Perceel N°10 was 1430 m² groot;.Vandaag bestaat dit perceel niet meer op zich. Het is het middenstuk van het kerkhof van Klerken. We veronderstellen dus dat Matthijs Thevel, Fs. Coevoet op perceel N°10 woont, samen met zijn echtgenote Anna Judoca Maene uit Esen, weduwe van Jacobus de Harre die in 1681 overleed. In 1686 was er al hun eigen dochtertje, en misschien ook nog de drie kinderen uit het eerste huwelijk van Anna Judoca Maene. Pittig detail: het oudste van de twee dochtertjes met Jacobus de Harre was bij het doopsel in 1674 een “illegitiem geboren” kind; het tweede dochtertje een jaar later, en het zoontje geboren in 1676 krijgen deze “titel” niet wat confirmeert dat Jacobus de Harre en Anna Judoca Maene ergens eind 1674 of kort erop zijn gehuwd, naar alle waarschijnlijkheid in de kerk van Klerken, die recht voor hun huis lag. Van geen van die drie kinderen is afstamming bekend.
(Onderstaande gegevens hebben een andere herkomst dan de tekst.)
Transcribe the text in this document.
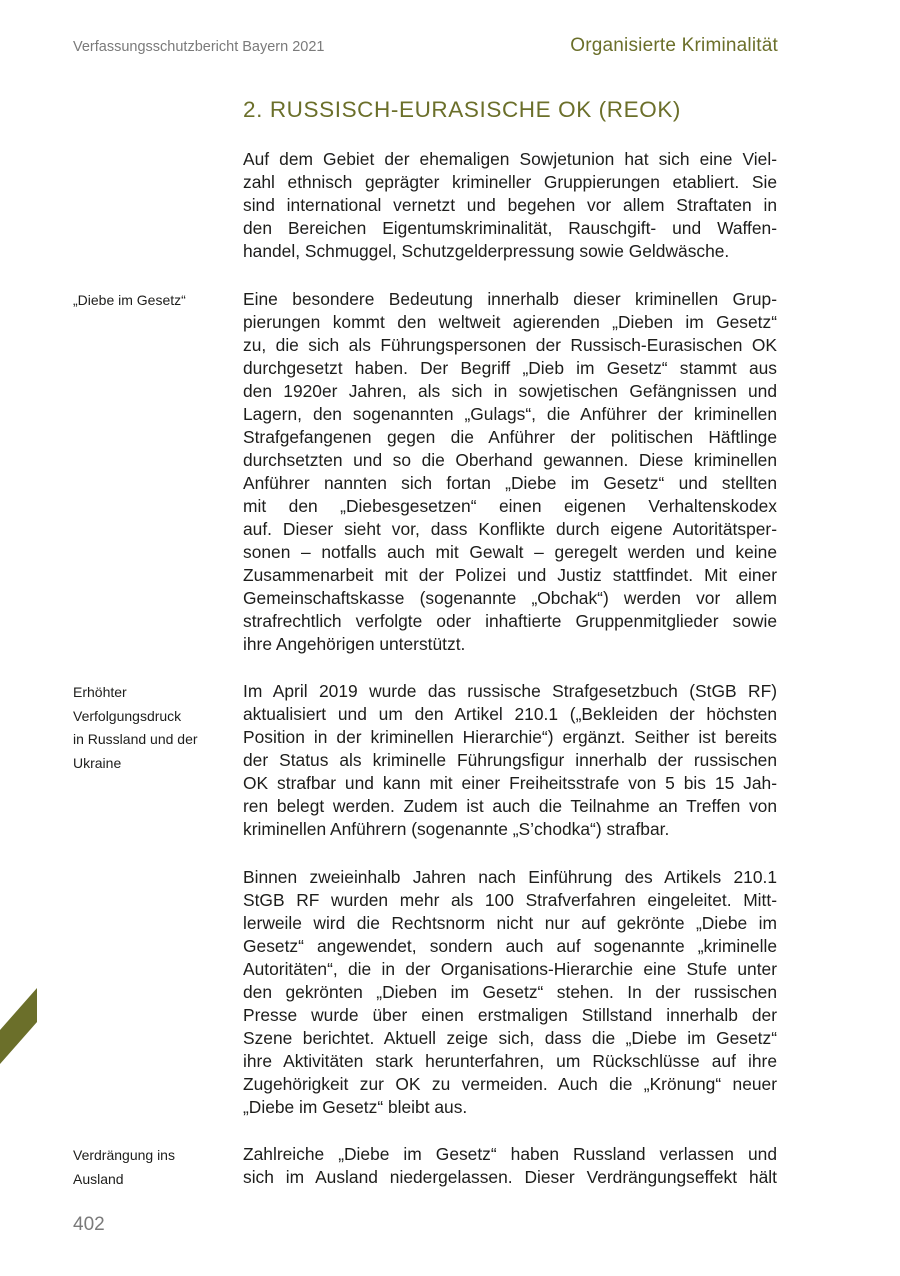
Verfassungsschutzbericht Bayern 2021	Organisierte Kriminalität
2. RUSSISCH-EURASISCHE OK (REOK)
Auf dem Gebiet der ehemaligen Sowjetunion hat sich eine Viel-
zahl ethnisch geprägter krimineller Gruppierungen etabliert. Sie
sind international vernetzt und begehen vor allem Straftaten in
den Bereichen Eigentumskriminalität, Rauschgift- und Waffen-
handel, Schmuggel, Schutzgelderpressung sowie Geldwäsche.
Eine besondere Bedeutung innerhalb dieser kriminellen Grup-
pierungen kommt den weltweit agierenden „Dieben im Gesetz“
zu, die sich als Führungspersonen der Russisch-Eurasischen OK
durchgesetzt haben. Der Begriff „Dieb im Gesetz“ stammt aus
den 1920er Jahren, als sich in sowjetischen Gefängnissen und
Lagern, den sogenannten „Gulags“, die Anführer der kriminellen
Strafgefangenen gegen die Anführer der politischen Häftlinge
durchsetzten und so die Oberhand gewannen. Diese kriminellen
Anführer nannten sich fortan „Diebe im Gesetz“ und stellten
mit den „Diebesgesetzen“ einen eigenen Verhaltenskodex
auf. Dieser sieht vor, dass Konflikte durch eigene Autoritätsper-
sonen – notfalls auch mit Gewalt – geregelt werden und keine
Zusammenarbeit mit der Polizei und Justiz stattfindet. Mit einer
Gemeinschaftskasse (sogenannte „Obchak“) werden vor allem
strafrechtlich verfolgte oder inhaftierte Gruppenmitglieder sowie
ihre Angehörigen unterstützt.
Im April 2019 wurde das russische Strafgesetzbuch (StGB RF)
aktualisiert und um den Artikel 210.1 („Bekleiden der höchsten
Position in der kriminellen Hierarchie“) ergänzt. Seither ist bereits
der Status als kriminelle Führungsfigur innerhalb der russischen
OK strafbar und kann mit einer Freiheitsstrafe von 5 bis 15 Jah-
ren belegt werden. Zudem ist auch die Teilnahme an Treffen von
kriminellen Anführern (sogenannte „S’chodka“) strafbar.
Binnen zweieinhalb Jahren nach Einführung des Artikels 210.1
StGB RF wurden mehr als 100 Strafverfahren eingeleitet. Mitt-
lerweile wird die Rechtsnorm nicht nur auf gekrönte „Diebe im
Gesetz“ angewendet, sondern auch auf sogenannte „kriminelle
Autoritäten“, die in der Organisations-Hierarchie eine Stufe unter
den gekrönten „Dieben im Gesetz“ stehen. In der russischen
Presse wurde über einen erstmaligen Stillstand innerhalb der
Szene berichtet. Aktuell zeige sich, dass die „Diebe im Gesetz“
ihre Aktivitäten stark herunterfahren, um Rückschlüsse auf ihre
Zugehörigkeit zur OK zu vermeiden. Auch die „Krönung“ neuer
„Diebe im Gesetz“ bleibt aus.
Zahlreiche „Diebe im Gesetz“ haben Russland verlassen und
sich im Ausland niedergelassen. Dieser Verdrängungseffekt hält
„Diebe im Gesetz“
Erhöhter
Verfolgungsdruck
in Russland und der
Ukraine
Verdrängung ins
Ausland
402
Ze overleden wellicht jong; hun geboortes volgden elkaar zeer snel op, met 13 en 14 maanden ertussen, wat vaak op snel overlijden van het vorige kind wijst.
Wat er ook van zij, Matthijs Thevel, Fs. Coevoet, en Anna Judoca Maene kregen na 1686 nog twee kinderen. In 1695 overleed Anna Judoca Maene; ze werd, zoals haar eerste man, met een dienst van drie lezingen begraven. Matthijs Thevel, Fs. Coevoet huwde het jaar erop met (2) Dorothea van Raes uit Vladslo; er volgden nog zeven kinderen, allemaal in Klerken geboren. Van vijf van de kinderen van Matthijs Thevel, Fs. Coevoet, is verdere afstamming bekend. Matthijs Thevel, Fs. Coevoet, overlijdt in 1733. Zijn tweede echtgenote Dorothea van Raes overlijdt in 1748; ze was toen 75 jaar, dischgenote en impotent. Ze werd bij de volkstelling meegetelde met de aerme menaghien.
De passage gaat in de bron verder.